Olga Gref, a 37-year-old history teacher, recalled that for her grandmother, who died last year, watching the parade was a tradition as well as an occasion to shed a tear. For younger Russians like herself, the parade is “more about entertainment.”

What touches her on Victory Day is when she and her family and friends reminisce about those who died and those who survived. “There's always this aching feeling, a lump in the throat and tears on the way,” Gref said.

Russians' understanding of World War II evolved in the late 1980s when people began to talk openly about Soviet dictator Josef Stalin's repressions ahead of the Nazi invasion in June 1941 and the brutal treatment of Soviet soldiers during the war. But the portrayal of the war has reverted to the old propaganda, as exemplified by the portraits of beaming soldiers and pilots looking down from billboards along Moscow's streets.

For Gref, the best way to keep alive the memory of the wartime suffering and sacrifices is to delve into family history.
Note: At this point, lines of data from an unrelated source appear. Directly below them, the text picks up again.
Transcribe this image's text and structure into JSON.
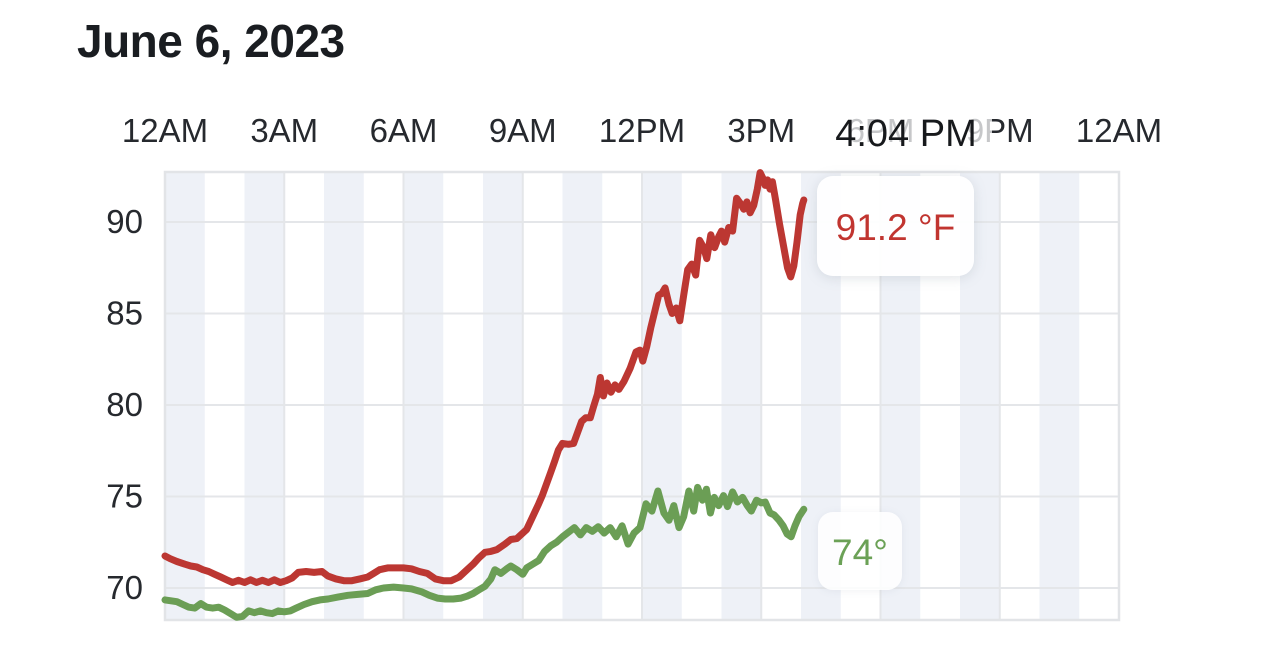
{
  "header": {
    "title": "June 6, 2023"
  },
  "tooltip": {
    "time": "4:04 PM",
    "temperature": "91.2 °F",
    "secondary_temperature": "74°"
  },
  "colors": {
    "background": "#ffffff",
    "title_text": "#1a1d21",
    "axis_label": "#26292e",
    "gridline": "#e4e6e9",
    "plot_border": "#e2e4e7",
    "hour_band": "#eef1f7",
    "temperature_line": "#bc3732",
    "temperature_label": "#c13530",
    "secondary_line": "#6b9e55",
    "secondary_label": "#6ba156"
  },
  "chart_data": {
    "type": "line",
    "title": "June 6, 2023",
    "current_time": "4:04 PM",
    "x_axis": {
      "unit": "hour of day",
      "range_hours": [
        0,
        24
      ],
      "tick_hours": [
        0,
        3,
        6,
        9,
        12,
        15,
        18,
        21,
        24
      ],
      "tick_labels": [
        "12AM",
        "3AM",
        "6AM",
        "9AM",
        "12PM",
        "3PM",
        "6PM",
        "9PM",
        "12AM"
      ]
    },
    "y_axis": {
      "unit": "°F",
      "ticks": [
        70,
        75,
        80,
        85,
        90
      ],
      "range": [
        68.25,
        92.73
      ]
    },
    "grid": {
      "vertical_every_hours": 3,
      "horizontal_every_deg": 5,
      "alternating_hour_bands": "even hours shaded"
    },
    "legend_position": "inline labels at line ends",
    "series": [
      {
        "name": "temperature",
        "color": "#bc3732",
        "current_label": "91.2 °F",
        "points": [
          [
            0,
            71.75
          ],
          [
            0.13,
            71.6
          ],
          [
            0.3,
            71.45
          ],
          [
            0.5,
            71.3
          ],
          [
            0.65,
            71.2
          ],
          [
            0.8,
            71.15
          ],
          [
            0.95,
            71
          ],
          [
            1.1,
            70.9
          ],
          [
            1.25,
            70.75
          ],
          [
            1.4,
            70.6
          ],
          [
            1.55,
            70.45
          ],
          [
            1.7,
            70.3
          ],
          [
            1.85,
            70.42
          ],
          [
            2,
            70.3
          ],
          [
            2.15,
            70.45
          ],
          [
            2.3,
            70.3
          ],
          [
            2.45,
            70.42
          ],
          [
            2.6,
            70.3
          ],
          [
            2.75,
            70.45
          ],
          [
            2.9,
            70.3
          ],
          [
            3.05,
            70.4
          ],
          [
            3.2,
            70.55
          ],
          [
            3.35,
            70.85
          ],
          [
            3.55,
            70.9
          ],
          [
            3.75,
            70.85
          ],
          [
            3.95,
            70.9
          ],
          [
            4.1,
            70.65
          ],
          [
            4.3,
            70.5
          ],
          [
            4.5,
            70.4
          ],
          [
            4.7,
            70.4
          ],
          [
            4.9,
            70.5
          ],
          [
            5.1,
            70.6
          ],
          [
            5.25,
            70.8
          ],
          [
            5.4,
            71
          ],
          [
            5.6,
            71.1
          ],
          [
            5.8,
            71.1
          ],
          [
            6,
            71.1
          ],
          [
            6.2,
            71.05
          ],
          [
            6.4,
            70.9
          ],
          [
            6.6,
            70.8
          ],
          [
            6.8,
            70.5
          ],
          [
            7,
            70.4
          ],
          [
            7.2,
            70.4
          ],
          [
            7.4,
            70.6
          ],
          [
            7.6,
            71
          ],
          [
            7.75,
            71.3
          ],
          [
            7.9,
            71.65
          ],
          [
            8.05,
            71.95
          ],
          [
            8.2,
            72
          ],
          [
            8.35,
            72.1
          ],
          [
            8.55,
            72.4
          ],
          [
            8.7,
            72.65
          ],
          [
            8.85,
            72.7
          ],
          [
            9,
            73
          ],
          [
            9.1,
            73.2
          ],
          [
            9.25,
            73.9
          ],
          [
            9.4,
            74.6
          ],
          [
            9.5,
            75.1
          ],
          [
            9.6,
            75.7
          ],
          [
            9.7,
            76.3
          ],
          [
            9.8,
            76.9
          ],
          [
            9.9,
            77.55
          ],
          [
            10,
            77.9
          ],
          [
            10.15,
            77.85
          ],
          [
            10.28,
            77.9
          ],
          [
            10.38,
            78.5
          ],
          [
            10.48,
            79.1
          ],
          [
            10.58,
            79.3
          ],
          [
            10.7,
            79.3
          ],
          [
            10.78,
            79.9
          ],
          [
            10.88,
            80.6
          ],
          [
            10.95,
            81.5
          ],
          [
            11.03,
            80.5
          ],
          [
            11.12,
            81.2
          ],
          [
            11.22,
            80.7
          ],
          [
            11.32,
            81.1
          ],
          [
            11.42,
            80.85
          ],
          [
            11.55,
            81.3
          ],
          [
            11.7,
            82
          ],
          [
            11.85,
            82.9
          ],
          [
            11.95,
            83
          ],
          [
            12.02,
            82.4
          ],
          [
            12.12,
            83.2
          ],
          [
            12.22,
            84.2
          ],
          [
            12.32,
            85.1
          ],
          [
            12.42,
            86
          ],
          [
            12.5,
            86.1
          ],
          [
            12.58,
            86.4
          ],
          [
            12.68,
            85.5
          ],
          [
            12.76,
            85
          ],
          [
            12.86,
            85.3
          ],
          [
            12.95,
            84.6
          ],
          [
            13.05,
            86
          ],
          [
            13.15,
            87.4
          ],
          [
            13.25,
            87.7
          ],
          [
            13.35,
            87.1
          ],
          [
            13.45,
            89
          ],
          [
            13.55,
            88.6
          ],
          [
            13.63,
            88
          ],
          [
            13.73,
            89.3
          ],
          [
            13.83,
            88.6
          ],
          [
            13.93,
            89.2
          ],
          [
            14,
            89.5
          ],
          [
            14.08,
            88.9
          ],
          [
            14.18,
            89.7
          ],
          [
            14.28,
            89.5
          ],
          [
            14.38,
            91.3
          ],
          [
            14.48,
            91
          ],
          [
            14.56,
            90.7
          ],
          [
            14.64,
            91.1
          ],
          [
            14.72,
            90.5
          ],
          [
            14.81,
            90.9
          ],
          [
            14.9,
            91.8
          ],
          [
            14.97,
            92.7
          ],
          [
            15.04,
            92.4
          ],
          [
            15.1,
            92
          ],
          [
            15.16,
            92.3
          ],
          [
            15.22,
            91.8
          ],
          [
            15.28,
            92.2
          ],
          [
            15.36,
            91.2
          ],
          [
            15.46,
            89.9
          ],
          [
            15.56,
            88.7
          ],
          [
            15.66,
            87.5
          ],
          [
            15.74,
            87
          ],
          [
            15.82,
            87.6
          ],
          [
            15.9,
            88.9
          ],
          [
            15.98,
            90.4
          ],
          [
            16.04,
            91
          ],
          [
            16.07,
            91.2
          ]
        ]
      },
      {
        "name": "secondary temperature",
        "color": "#6b9e55",
        "current_label": "74°",
        "points": [
          [
            0,
            69.35
          ],
          [
            0.15,
            69.3
          ],
          [
            0.3,
            69.25
          ],
          [
            0.45,
            69.1
          ],
          [
            0.6,
            68.95
          ],
          [
            0.75,
            68.9
          ],
          [
            0.9,
            69.15
          ],
          [
            1.05,
            68.95
          ],
          [
            1.2,
            68.9
          ],
          [
            1.35,
            68.95
          ],
          [
            1.5,
            68.8
          ],
          [
            1.65,
            68.6
          ],
          [
            1.8,
            68.4
          ],
          [
            1.95,
            68.45
          ],
          [
            2.1,
            68.75
          ],
          [
            2.25,
            68.65
          ],
          [
            2.4,
            68.75
          ],
          [
            2.55,
            68.65
          ],
          [
            2.7,
            68.6
          ],
          [
            2.85,
            68.75
          ],
          [
            3,
            68.7
          ],
          [
            3.15,
            68.75
          ],
          [
            3.3,
            68.9
          ],
          [
            3.5,
            69.1
          ],
          [
            3.7,
            69.25
          ],
          [
            3.9,
            69.35
          ],
          [
            4.1,
            69.4
          ],
          [
            4.35,
            69.5
          ],
          [
            4.6,
            69.6
          ],
          [
            4.85,
            69.65
          ],
          [
            5.1,
            69.7
          ],
          [
            5.3,
            69.9
          ],
          [
            5.5,
            70
          ],
          [
            5.75,
            70.05
          ],
          [
            6,
            70
          ],
          [
            6.2,
            69.95
          ],
          [
            6.45,
            69.8
          ],
          [
            6.65,
            69.6
          ],
          [
            6.85,
            69.45
          ],
          [
            7.05,
            69.4
          ],
          [
            7.25,
            69.4
          ],
          [
            7.45,
            69.45
          ],
          [
            7.6,
            69.55
          ],
          [
            7.75,
            69.7
          ],
          [
            7.9,
            69.9
          ],
          [
            8.05,
            70.1
          ],
          [
            8.2,
            70.5
          ],
          [
            8.3,
            71
          ],
          [
            8.45,
            70.8
          ],
          [
            8.6,
            71.05
          ],
          [
            8.7,
            71.2
          ],
          [
            8.85,
            71
          ],
          [
            9,
            70.75
          ],
          [
            9.1,
            71.1
          ],
          [
            9.25,
            71.3
          ],
          [
            9.4,
            71.5
          ],
          [
            9.55,
            72
          ],
          [
            9.7,
            72.3
          ],
          [
            9.85,
            72.5
          ],
          [
            10,
            72.8
          ],
          [
            10.15,
            73.05
          ],
          [
            10.3,
            73.3
          ],
          [
            10.45,
            72.9
          ],
          [
            10.6,
            73.3
          ],
          [
            10.75,
            73.1
          ],
          [
            10.9,
            73.35
          ],
          [
            11.05,
            73
          ],
          [
            11.2,
            73.3
          ],
          [
            11.35,
            72.8
          ],
          [
            11.5,
            73.4
          ],
          [
            11.65,
            72.4
          ],
          [
            11.8,
            73
          ],
          [
            11.95,
            73.3
          ],
          [
            12.1,
            74.6
          ],
          [
            12.25,
            74.2
          ],
          [
            12.4,
            75.3
          ],
          [
            12.55,
            74.1
          ],
          [
            12.68,
            73.7
          ],
          [
            12.8,
            74.5
          ],
          [
            12.93,
            73.3
          ],
          [
            13.05,
            73.9
          ],
          [
            13.18,
            75.3
          ],
          [
            13.3,
            74.2
          ],
          [
            13.4,
            75.5
          ],
          [
            13.52,
            74.8
          ],
          [
            13.62,
            75.4
          ],
          [
            13.72,
            74.1
          ],
          [
            13.82,
            74.95
          ],
          [
            13.93,
            74.5
          ],
          [
            14.05,
            75.05
          ],
          [
            14.15,
            74.45
          ],
          [
            14.28,
            75.25
          ],
          [
            14.4,
            74.7
          ],
          [
            14.53,
            74.95
          ],
          [
            14.65,
            74.5
          ],
          [
            14.75,
            74.2
          ],
          [
            14.88,
            74.8
          ],
          [
            15,
            74.65
          ],
          [
            15.1,
            74.7
          ],
          [
            15.22,
            74.1
          ],
          [
            15.32,
            74
          ],
          [
            15.45,
            73.7
          ],
          [
            15.55,
            73.4
          ],
          [
            15.65,
            72.95
          ],
          [
            15.75,
            72.8
          ],
          [
            15.85,
            73.4
          ],
          [
            15.95,
            73.9
          ],
          [
            16.07,
            74.3
          ]
        ]
      }
    ]
  }
}
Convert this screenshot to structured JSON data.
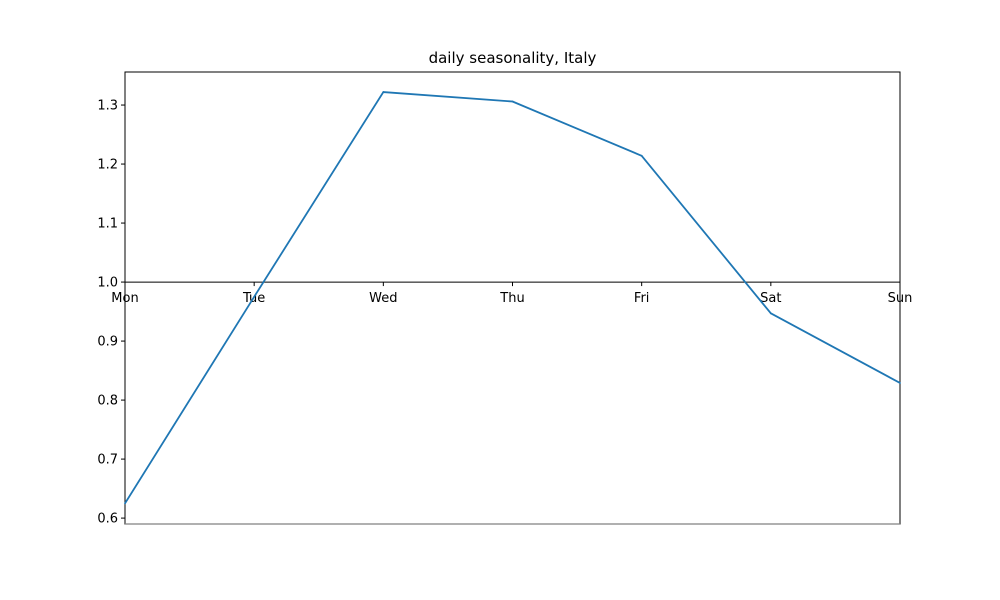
{
  "chart_data": {
    "type": "line",
    "title": "daily seasonality, Italy",
    "xlabel": "",
    "ylabel": "",
    "categories": [
      "Mon",
      "Tue",
      "Wed",
      "Thu",
      "Fri",
      "Sat",
      "Sun"
    ],
    "series": [
      {
        "values": [
          0.625,
          0.975,
          1.322,
          1.306,
          1.214,
          0.947,
          0.829
        ]
      }
    ],
    "y_ticks": [
      "0.6",
      "0.7",
      "0.8",
      "0.9",
      "1.0",
      "1.1",
      "1.2",
      "1.3"
    ],
    "ylim": [
      0.59,
      1.356
    ],
    "reference_line": 1.0,
    "grid": false,
    "line_color": "#1f77b4"
  }
}
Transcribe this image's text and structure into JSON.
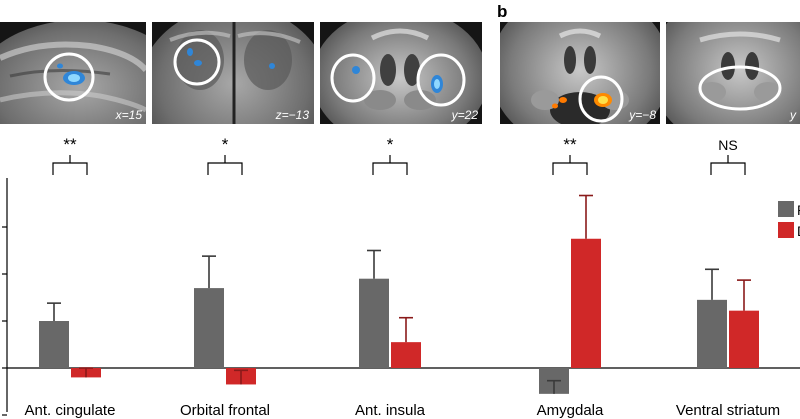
{
  "panel_b_label": "b",
  "brain_slices": [
    {
      "coord": "x=15"
    },
    {
      "coord": "z=−13"
    },
    {
      "coord": "y=22"
    },
    {
      "coord": "y=−8"
    },
    {
      "coord": "y"
    }
  ],
  "colors": {
    "gray": "#686868",
    "red": "#d02828",
    "dark_red": "#8a1a1a",
    "blue": "#5ab4ee",
    "hot": "#ffcc11"
  },
  "chart_data": {
    "type": "bar",
    "title": "",
    "xlabel": "",
    "ylabel": "",
    "ylim": [
      -1.1,
      4
    ],
    "categories": [
      "Ant. cingulate",
      "Orbital frontal",
      "Ant. insula",
      "Amygdala",
      "Ventral striatum"
    ],
    "significance": [
      "**",
      "*",
      "*",
      "**",
      "NS"
    ],
    "legend": [
      "P",
      "D"
    ],
    "series": [
      {
        "name": "P",
        "color": "#686868",
        "values": [
          1.0,
          1.7,
          1.9,
          -0.55,
          1.45
        ],
        "errors": [
          0.38,
          0.68,
          0.6,
          0.28,
          0.65
        ]
      },
      {
        "name": "D",
        "color": "#d02828",
        "values": [
          -0.2,
          -0.35,
          0.55,
          2.75,
          1.22
        ],
        "errors": [
          0.2,
          0.3,
          0.52,
          0.92,
          0.65
        ]
      }
    ]
  }
}
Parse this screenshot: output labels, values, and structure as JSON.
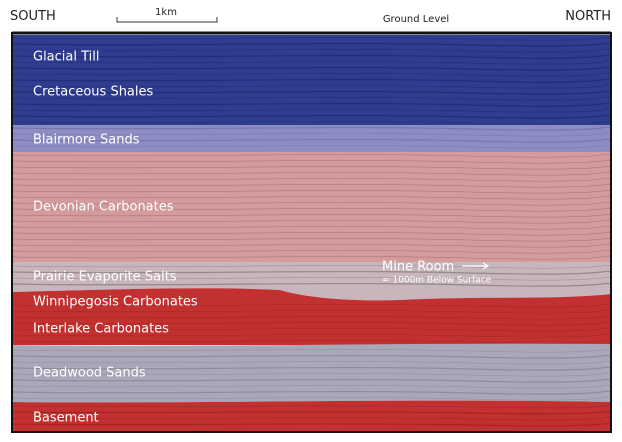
{
  "header": {
    "left": "SOUTH",
    "scale": "1km",
    "center": "Ground Level",
    "right": "NORTH"
  },
  "layers": [
    {
      "label": "Glacial Till"
    },
    {
      "label": "Cretaceous Shales"
    },
    {
      "label": "Blairmore Sands"
    },
    {
      "label": "Devonian Carbonates"
    },
    {
      "label": "Prairie Evaporite Salts"
    },
    {
      "label": "Winnipegosis Carbonates"
    },
    {
      "label": "Interlake Carbonates"
    },
    {
      "label": "Deadwood Sands"
    },
    {
      "label": "Basement"
    }
  ],
  "annotation": {
    "title": "Mine Room",
    "subtitle": "≈ 1000m Below Surface"
  }
}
In her eighth-grade class on a recent afternoon, students brought memorabilia from home and told family stories of the war, which gave a picture far more complex than the official narrative.

One student told the class about a great-grandfather who was a commander in the 1943 Battle of Kursk, while another spoke of a great-grandfather who wasn't able to go to war because he had been sent to a Gulag prison camp. A student also told the class about a man who had deserted and was caught and tortured by the Soviet security services.

“This is what makes the circumstances of the war easy for them [the children] to relate to,” the teacher said. “We need to talk about the contradictory nature of this event, the complexity of the war, about the fact that along with the victories, there was a lot of personal grief and a lot of dubious achievements.”

The family histories also can counter attempts to portray the victory as exclusively the achievement of the Soviet Union and the Soviet leadership, Gref said.

The share of Russians who think the Soviet Union would have won the war on its own increased to 69 percent last year from 57 percent in 2010, according to Levada's polls.

Gref said her teenage students were enthusiastic about St. George's ribbons 10 years ago because wearing one seemed that it “came from the heart and was not ubiquitous.” Now, she said, her students won't wear the ribbons because this has “turned into a state-sponsored movement that's difficult to follow with sincerity.”

Podchasov, the history student, who is due to graduate from Moscow State University this month, said he enjoys all aspects of the Victory Day celebrations, even the “To Berlin!” stickers that are a nod to war-time messages on Soviet tanks. “It's not anti-German, just something funny,” he said.

But aside from the patriotic trappings, he said Victory Day was ultimately about the sacrifice people made for their country.

“Those people didn't think it beneath them to sacrifice their lives,” Podchasov said.